Nesse contexto, três efeitos do conflito se colocam de forma contraditória. Primeiro, se, por um lado, a extensão da OTAN avançou para países com grande capacidade tecnológica e de manpower, além de simbolicamente romper com a tradição de neutralidade de outrora; por outro, essa mesma expansão enfrenta um problema importantíssimo: a capacidade de sustentar um cordão geoestratégico contra a Rússia em um contexto em que o uso da violência e da coerção estratégica se apresenta como algo muito mais recorrente do que no período da dissolução da União Soviética.
O segundo efeito do conflito tem a ver com a aproximação sino-russa, que constitui um arco importante entre os dois países asiáticos, trazendo ganhos econômicos e políticos, ao mesmo tempo em que traz intrinsecamente conflitos de interesses, como a disputa por influência na Ásia Central, e também a disputa pelo Ártico, em que a Rússia é um ator relevante e em que a China tem buscado se posicionar. Ainda um terceiro efeito no campo geopolítico diz respeito ao papel da Rússia em suas relações com o Sul Global, categoria proposta por Estados heterogêneos, com interesses distintos e ainda sem capacidade de se costurarem agrupamentos com elementos identitários que os identifiquem como um contraste à ordem prevalente, diferentemente do contexto da Guerra Fria. Esse cenário, conclui Teixeira, ainda não está aberto para ação política.
Augusto Teixeira destaca que a guerra não é necessariamente um objetivo, mas possui uma função na produção de um resultado político, seja ele a remoção do status de motor industrial europeu da Alemanha, seja de enfraquecimento crônico da Rússia, ou de reposicionamento americano enquanto ator protagonista na liderança da segurança europeia.
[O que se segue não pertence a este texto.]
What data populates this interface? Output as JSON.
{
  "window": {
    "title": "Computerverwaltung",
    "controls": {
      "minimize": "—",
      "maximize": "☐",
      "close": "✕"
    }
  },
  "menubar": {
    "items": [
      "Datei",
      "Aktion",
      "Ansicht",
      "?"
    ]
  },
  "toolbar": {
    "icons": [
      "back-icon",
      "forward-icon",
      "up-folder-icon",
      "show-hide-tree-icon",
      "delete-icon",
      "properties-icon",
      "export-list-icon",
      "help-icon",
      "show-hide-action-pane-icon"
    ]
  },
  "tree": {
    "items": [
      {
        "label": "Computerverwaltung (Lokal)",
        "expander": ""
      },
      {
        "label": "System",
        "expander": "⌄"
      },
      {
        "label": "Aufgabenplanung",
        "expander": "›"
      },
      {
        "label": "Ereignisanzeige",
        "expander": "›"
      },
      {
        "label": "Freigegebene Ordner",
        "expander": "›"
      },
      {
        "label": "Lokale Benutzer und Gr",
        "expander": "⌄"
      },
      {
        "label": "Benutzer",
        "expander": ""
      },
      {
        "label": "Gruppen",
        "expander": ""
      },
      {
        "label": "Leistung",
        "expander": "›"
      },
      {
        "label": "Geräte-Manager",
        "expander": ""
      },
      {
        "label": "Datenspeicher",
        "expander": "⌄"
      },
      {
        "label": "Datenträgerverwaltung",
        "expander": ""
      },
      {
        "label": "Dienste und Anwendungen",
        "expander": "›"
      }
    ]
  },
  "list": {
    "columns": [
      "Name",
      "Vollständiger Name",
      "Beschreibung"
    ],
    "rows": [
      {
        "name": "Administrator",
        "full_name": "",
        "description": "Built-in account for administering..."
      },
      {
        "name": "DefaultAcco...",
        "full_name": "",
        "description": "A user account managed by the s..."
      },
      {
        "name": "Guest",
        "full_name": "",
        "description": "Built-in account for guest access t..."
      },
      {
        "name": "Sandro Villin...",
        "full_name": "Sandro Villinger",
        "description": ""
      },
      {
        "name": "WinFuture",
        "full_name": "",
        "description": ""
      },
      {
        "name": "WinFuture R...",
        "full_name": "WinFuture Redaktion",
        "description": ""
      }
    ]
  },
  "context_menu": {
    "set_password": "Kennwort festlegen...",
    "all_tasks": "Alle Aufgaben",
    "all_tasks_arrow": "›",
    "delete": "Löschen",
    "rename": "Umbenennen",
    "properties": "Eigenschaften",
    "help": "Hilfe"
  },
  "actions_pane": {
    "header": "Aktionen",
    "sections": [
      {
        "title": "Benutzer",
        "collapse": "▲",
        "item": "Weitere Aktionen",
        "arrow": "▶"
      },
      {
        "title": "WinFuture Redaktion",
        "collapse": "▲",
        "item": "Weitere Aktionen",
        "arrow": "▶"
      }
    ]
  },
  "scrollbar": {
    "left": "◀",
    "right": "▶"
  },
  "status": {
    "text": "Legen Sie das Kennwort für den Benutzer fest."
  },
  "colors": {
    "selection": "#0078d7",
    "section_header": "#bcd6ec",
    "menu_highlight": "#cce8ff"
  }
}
Contudo, a dimensão militar se mostra problemática quanto às opções políticas disponíveis aos Estados Unidos, e Teixeira se propõe a explicar em que sentido se encontra o problema.
Na perspectiva ucraniana, seria possível pensar em objetivos maximalistas: expulsão da Rússia dos territórios ocupados por meio de uma vitória militar e política. Podemos, contrariamente, pensar em objetivos minimalistas por parte da Ucrânia: criação de uma situação militar que eleve sua posição de barganha em uma potencial negociação de paz. Contudo, o problema, para a Ucrânia, é que nenhum desses objetivos precisa necessariamente passar por Kiev, e isso porque os Estados Unidos, potência fundamental na guerra por procuração, também possui seus objetivos maximalistas e minimalistas. Aqueles podem ser descritos pela expulsão da Rússia dos territórios ocupados e efeito simbólico de humilhação da Rússia enquanto grande potência, inclusive militar, uma vez que, desde o fim da União Soviética, os documentos de segurança militar e de defesa russos colocam como elemento básico a busca pelo reconhecimento de seu status de grande potência, além de sua condição de potência nuclear. Também dentro dos objetivos maximalistas, poderíamos pensar em termos de mudança de regime dentro da Rússia, a partir da crise que uma derrota militar poderia desencadear. Já o objetivo minimalista também se caracteriza, da perspectiva estadunidense, pela ampliação do espaço de barganha em favor da Ucrânia.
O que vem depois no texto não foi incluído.